Clay Pot SoupWagwan soup is a traditional Chinese soup made by placing ingredients such as meat, poultry, seafood, or vegetables along with water into a clay pot, then slowly simmered over low heat. Key ingredients include chicken, pork, ribs, duck, yam, and goji berries. The cooking process uses minimal seasoning, allowing the natural flavors of the ingredients and long simmering time to create a rich and flavorful broth.
Sugarcane Lotus Root DrinkGan蔗马蹄水 is a beverage made primarily from sugarcane and lotus root. The preparation is simple: peel and cut the sugarcane into segments, wash and chop the lotus root, then boil them together in water. Reduce the heat and simmer slowly.
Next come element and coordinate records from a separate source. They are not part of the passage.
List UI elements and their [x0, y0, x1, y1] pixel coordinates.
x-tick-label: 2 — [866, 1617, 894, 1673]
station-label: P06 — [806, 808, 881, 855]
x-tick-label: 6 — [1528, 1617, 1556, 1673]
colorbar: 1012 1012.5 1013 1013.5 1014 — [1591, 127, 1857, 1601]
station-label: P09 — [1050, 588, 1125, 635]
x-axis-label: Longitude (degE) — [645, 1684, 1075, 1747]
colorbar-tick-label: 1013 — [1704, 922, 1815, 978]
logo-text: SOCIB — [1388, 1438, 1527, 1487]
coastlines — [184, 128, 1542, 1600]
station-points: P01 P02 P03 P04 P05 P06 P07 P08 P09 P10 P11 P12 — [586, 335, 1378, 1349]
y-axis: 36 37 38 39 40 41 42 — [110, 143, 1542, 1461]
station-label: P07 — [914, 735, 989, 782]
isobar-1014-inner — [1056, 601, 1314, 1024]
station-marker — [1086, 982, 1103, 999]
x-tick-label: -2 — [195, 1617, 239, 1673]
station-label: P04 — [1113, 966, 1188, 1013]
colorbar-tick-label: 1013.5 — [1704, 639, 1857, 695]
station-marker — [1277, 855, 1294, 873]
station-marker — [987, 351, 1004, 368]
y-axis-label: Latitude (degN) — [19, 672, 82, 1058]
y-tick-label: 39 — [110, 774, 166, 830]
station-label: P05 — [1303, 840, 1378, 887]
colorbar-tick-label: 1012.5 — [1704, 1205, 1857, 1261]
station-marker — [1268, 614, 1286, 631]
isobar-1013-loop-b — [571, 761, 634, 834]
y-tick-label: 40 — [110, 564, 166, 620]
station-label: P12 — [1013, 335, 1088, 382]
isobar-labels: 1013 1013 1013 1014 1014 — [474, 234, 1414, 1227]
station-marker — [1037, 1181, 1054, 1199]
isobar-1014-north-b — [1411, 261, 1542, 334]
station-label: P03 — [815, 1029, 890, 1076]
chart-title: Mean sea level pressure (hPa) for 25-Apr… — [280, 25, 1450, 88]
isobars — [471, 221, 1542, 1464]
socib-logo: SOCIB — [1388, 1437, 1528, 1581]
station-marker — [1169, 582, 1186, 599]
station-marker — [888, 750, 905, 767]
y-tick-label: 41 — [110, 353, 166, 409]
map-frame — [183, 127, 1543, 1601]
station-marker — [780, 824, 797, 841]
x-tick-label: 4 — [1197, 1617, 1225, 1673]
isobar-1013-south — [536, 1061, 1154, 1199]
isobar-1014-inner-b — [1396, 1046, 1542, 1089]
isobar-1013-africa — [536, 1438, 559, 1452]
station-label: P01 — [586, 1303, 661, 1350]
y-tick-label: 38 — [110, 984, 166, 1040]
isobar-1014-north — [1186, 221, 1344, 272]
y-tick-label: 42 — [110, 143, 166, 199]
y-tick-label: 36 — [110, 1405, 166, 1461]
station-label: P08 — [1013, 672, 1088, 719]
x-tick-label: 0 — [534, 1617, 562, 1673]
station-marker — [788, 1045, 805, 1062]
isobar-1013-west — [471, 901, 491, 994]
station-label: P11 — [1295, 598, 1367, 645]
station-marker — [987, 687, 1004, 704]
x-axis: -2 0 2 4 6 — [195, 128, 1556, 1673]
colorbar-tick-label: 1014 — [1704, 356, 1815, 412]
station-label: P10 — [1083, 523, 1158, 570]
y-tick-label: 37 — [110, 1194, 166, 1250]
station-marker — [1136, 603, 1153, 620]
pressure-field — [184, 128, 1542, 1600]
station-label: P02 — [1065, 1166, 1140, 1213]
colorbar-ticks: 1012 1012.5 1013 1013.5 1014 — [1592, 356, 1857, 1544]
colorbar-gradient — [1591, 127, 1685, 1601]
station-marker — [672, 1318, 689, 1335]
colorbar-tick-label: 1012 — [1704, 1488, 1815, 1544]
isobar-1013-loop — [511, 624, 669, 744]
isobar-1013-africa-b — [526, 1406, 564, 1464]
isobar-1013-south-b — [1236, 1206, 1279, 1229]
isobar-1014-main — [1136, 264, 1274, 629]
Finally, strain the liquid to obtain the soup.
Lotus Root, Peanut, and Pork Rib Clay Pot SoupLotus root, peanut, and pork rib stew is made by blanching pork ribs, then simmering them with peeled lotus root pieces and soaked peanuts in a clay pot until tender, resulting in a clear broth with rich flavor.
Garlic-Scented Snakehead FishGarlic fragrant mandarin fish is made with fresh mandarin fish, marinated and deep-fried until crispy, then stir-fried with plenty of garlic to infuse the flavor. Skillful heat control ensures tender fish and rich garlic aroma.
Stir-fried Wormwood with Preserved PorkLihao stir-fried with preserved pork is a dish using Lihao and preserved pork as main ingredients. Wash and cut Lihao into segments, slice the preserved pork, then stir-fry together to let the pork fat infuse into the Lihao, enhancing its aroma.